Me levanto al mediodía en un ambiente opresivo. Los objetos
parecen estar transdimensionando lentamente. Mal humor y respiración espesa por
horas. Me sirven cualquier cosa, pero no puedo comer, el alimento se aglutina
en mi esófago. Ella me incita a que me acabe todo, pero su voz es un
caramelo pegajoso que se resbala por mi oído, me llena de náusea y me incita a
escupir.

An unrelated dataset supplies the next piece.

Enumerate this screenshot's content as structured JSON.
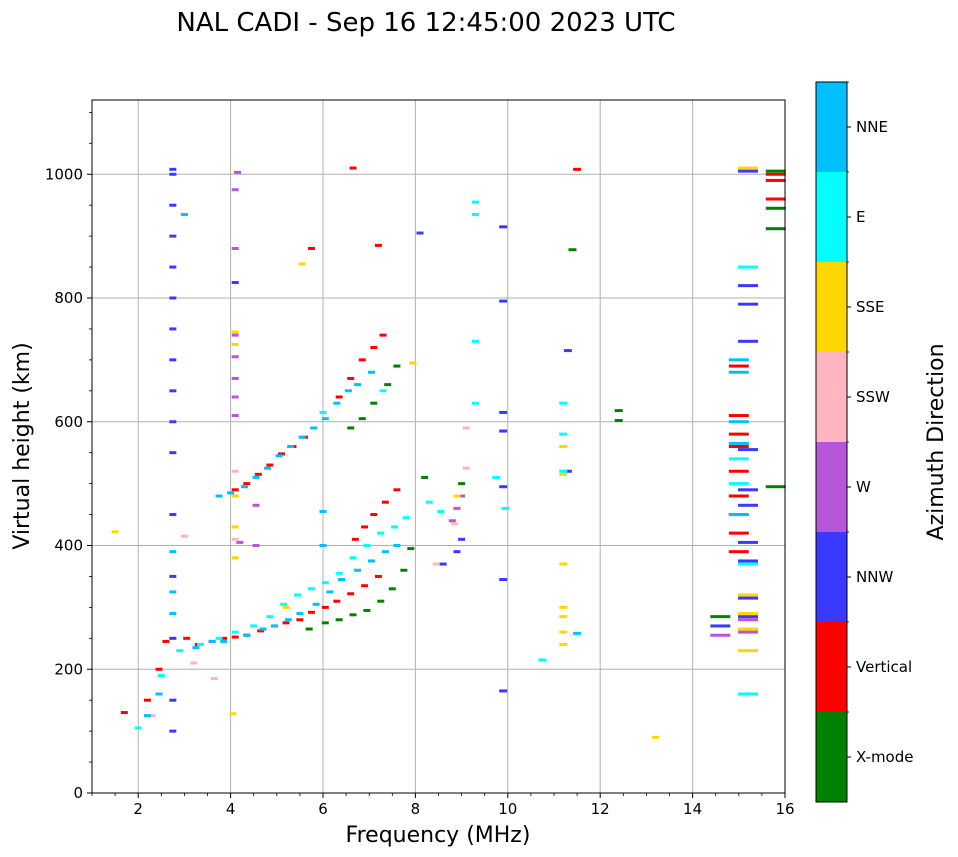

Se enoja, lo sé, porque aunque su tonito meloso de mierda no cambia, me
limpia la barbilla como si estuviera lijando una tabla. Aparto su mano con
violencia, y esa mano cae en mi regazo. Cierro los ojos porque sé que es una
alucinación, y que lo que se desprendió fue el pañuelo con el que la maldita me
restregaba la cara.
Más tarde, tomo un baño, y pienso que eso me refrescará,
pero es una falsa ilusión, que no sé por qué sigo albergando. Los objetos cambian de tamaño y rotan, el vacío los mastica despacio, igual que a nuestra
carne. Me miro al espejo y sigo siendo una anciana en silla de ruedas a la que
nadie visita, cuyo único aliciente es volverse a conectar el oxígeno, al lado de
la misma enfermera que odia su trabajo, enjabonándole el culo. La vuelvo a
aventar, esta vez hasta que se cae de espaldas.
—¿Cuántas veces te he dicho que estoy lisiada de las
piernas, no de los brazos, y me puedo tallar yo? Ya te gustó manosearme.
La enfermera se desintegra en el suelo mojado como una barra de queso crema. El piso se inundó por la lluvia que entra a raudales por el techo corroído. Yo estoy sentada en la tina vacía de este asilo abandonado de paredes podridas. Con gran alivio cobro conciencia de que otra vez tuve la pesadilla de que seguía viva.